*

  • deniz cahili scrable oyuncusunun "yok böyle bir şey sen uydurdun" şaibesine maruz kalmış bir balıktır.yenir.
  • deniz kuzusu da denilen bu uysal balığın garip bir derisi vardır. soyulmaz her yere yapışır.
  • sik sik murenle karistirilan bir baliktir.
  • birseyi isirdiginda muren gibi kendini geri cekmek yerine kendi etrafinda cok hizli donerek koparmaya calisir.
  • genelde yuvasının önüne atılan küçük bir balık sayesinde avlanma kıvamına gelir. kafasını yuvasından çok yavaş çıkartır. zira gözleri burnundan 3-4 cm geride olan bu balık, önce etrafı kollar. eğer bir tehlike hissetmezse yeminize doğru hamle yapar. işte o an gelmiştir. eğer, gözleri ve solungaçları arasında kalan ense kısmından vurabilirseniz balık ölür. tek atışla bu balığı vuramazsanız, kendi ekseni etrafında hızla dönerek zıpkın şişinden kurtulur. bu saatten sora balık mundar eder kendini. kayalar arasında küçük balıklara yem olur. sizde akşama makarna yersiniz.
  • uzak akrabası müren'e oranla çok daha salak ve dayanıksız bir hayvandır.

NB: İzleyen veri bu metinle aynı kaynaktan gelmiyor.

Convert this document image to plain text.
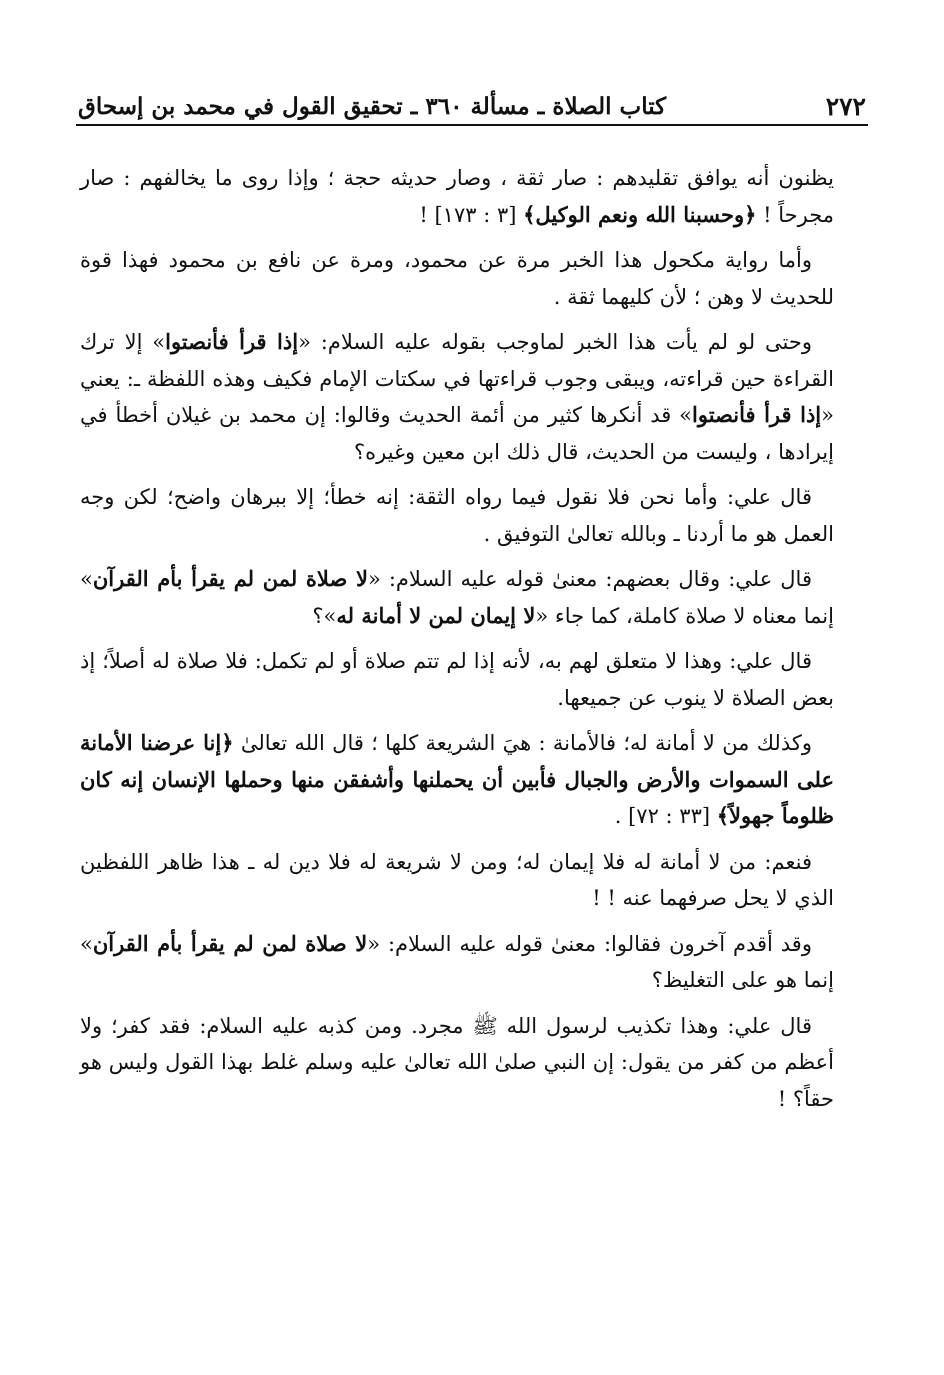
٢٧٢
كتاب الصلاة ـ مسألة ٣٦٠ ـ تحقيق القول في محمد بن إسحاق

يظنون أنه يوافق تقليدهم : صار ثقة ، وصار حديثه حجة ؛ وإذا روى ما يخالفهم : صار مجرحاً ! ﴿وحسبنا الله ونعم الوكيل﴾ [٣ : ١٧٣] !

وأما رواية مكحول هذا الخبر مرة عن محمود، ومرة عن نافع بن محمود فهذا قوة للحديث لا وهن ؛ لأن كليهما ثقة .

وحتى لو لم يأت هذا الخبر لماوجب بقوله عليه السلام: «إذا قرأ فأنصتوا» إلا ترك القراءة حين قراءته، ويبقى وجوب قراءتها في سكتات الإمام فكيف وهذه اللفظة ـ: يعني «إذا قرأ فأنصتوا» قد أنكرها كثير من أئمة الحديث وقالوا: إن محمد بن غيلان أخطأ في إيرادها ، وليست من الحديث، قال ذلك ابن معين وغيره؟

قال علي: وأما نحن فلا نقول فيما رواه الثقة: إنه خطأ؛ إلا ببرهان واضح؛ لكن وجه العمل هو ما أردنا ـ وبالله تعالىٰ التوفيق .

قال علي: وقال بعضهم: معنىٰ قوله عليه السلام: «لا صلاة لمن لم يقرأ بأم القرآن» إنما معناه لا صلاة كاملة، كما جاء «لا إيمان لمن لا أمانة له»؟

قال علي: وهذا لا متعلق لهم به، لأنه إذا لم تتم صلاة أو لم تكمل: فلا صلاة له أصلاً؛ إذ بعض الصلاة لا ينوب عن جميعها.

وكذلك من لا أمانة له؛ فالأمانة : هيَ الشريعة كلها ؛ قال الله تعالىٰ ﴿إنا عرضنا الأمانة على السموات والأرض والجبال فأبين أن يحملنها وأشفقن منها وحملها الإنسان إنه كان ظلوماً جهولاً﴾ [٣٣ : ٧٢] .

فنعم: من لا أمانة له فلا إيمان له؛ ومن لا شريعة له فلا دين له ـ هذا ظاهر اللفظين الذي لا يحل صرفهما عنه ! !

وقد أقدم آخرون فقالوا: معنىٰ قوله عليه السلام: «لا صلاة لمن لم يقرأ بأم القرآن» إنما هو على التغليظ؟

قال علي: وهذا تكذيب لرسول الله ﷺ مجرد. ومن كذبه عليه السلام: فقد كفر؛ ولا أعظم من كفر من يقول: إن النبي صلىٰ الله تعالىٰ عليه وسلم غلط بهذا القول وليس هو حقاً؟ !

    mığrı vurulunca "ölür", müren vurulup, kızgın güneşte geçirdiği 2.5 saat sonrasında parmak ısırır, kamçı gibi sağa sola vurur, böyle mücadele veren bir hayvanı bir avcının avlayası pek gelmez.

    gidin ispari vurun.
  • "canlı yem" ile levrek tutmaya çalışırken sık sık yakalanan balık. iğnedeki yeminiz ölmüşse mığrı yakalanır. kocaman balığı tuttuğunuza sevinemezsiniz çünkü amacınız levrek tutmaktır.. mığrı temizlemesi ve pişirmesi çok zahmetli olsa da lezzetli bi balıktır. bol biber ve soğanla yemek şeklinde pişirilmesi şiddetle tavsiye olur.
  • suyun altında süzüle süzüle ilerler.. müren kadar çekingen değildir.. vurulmamalı, yenmemeli, dalış yapılıp seyredilmelidir..
  • miğri: yunanistan'da makri olarak geçen, halen bir kaç mahallesinde türklerin yaşadığı, dedeağaç/alexandroupolis'in 10 km kadar batısında bulunan eski bir liman kasabasının türkler arasındaki ismi.
  • elimi ısıran balık türü.

    zıpkınla avlanmak için dalışa gittim, tam güzel bir taşa yaklaşıyordum ki bulanıklıkta aniden önüme iki koca karagöz fırladı, resmen jet gibi gelip anında döndüler,. refleksle atış yapsam da vuramadım. fakat bunlar çok uzaklaşmadan biraz daha derindeki taşa ilerlediler. aceleyle zıpkını tekrar kurup peşlerinden gittim.
    iki koca karagöz taşın üzerinde dolanıp dururken bende bir taşın arkasına saklanıp nişan aldım, birini kesin alıyorum güzel yan verdi. tüm kaslarım gerildi atışı yapmak üzereyim pür dikkat karagözlerden nişan aldığıma odaklanmış durumdayım. parmağım tetiği çekmek üzereyken sol elimde bir basınç hissettim. bildiğin elimi biri sıkıyor gibi.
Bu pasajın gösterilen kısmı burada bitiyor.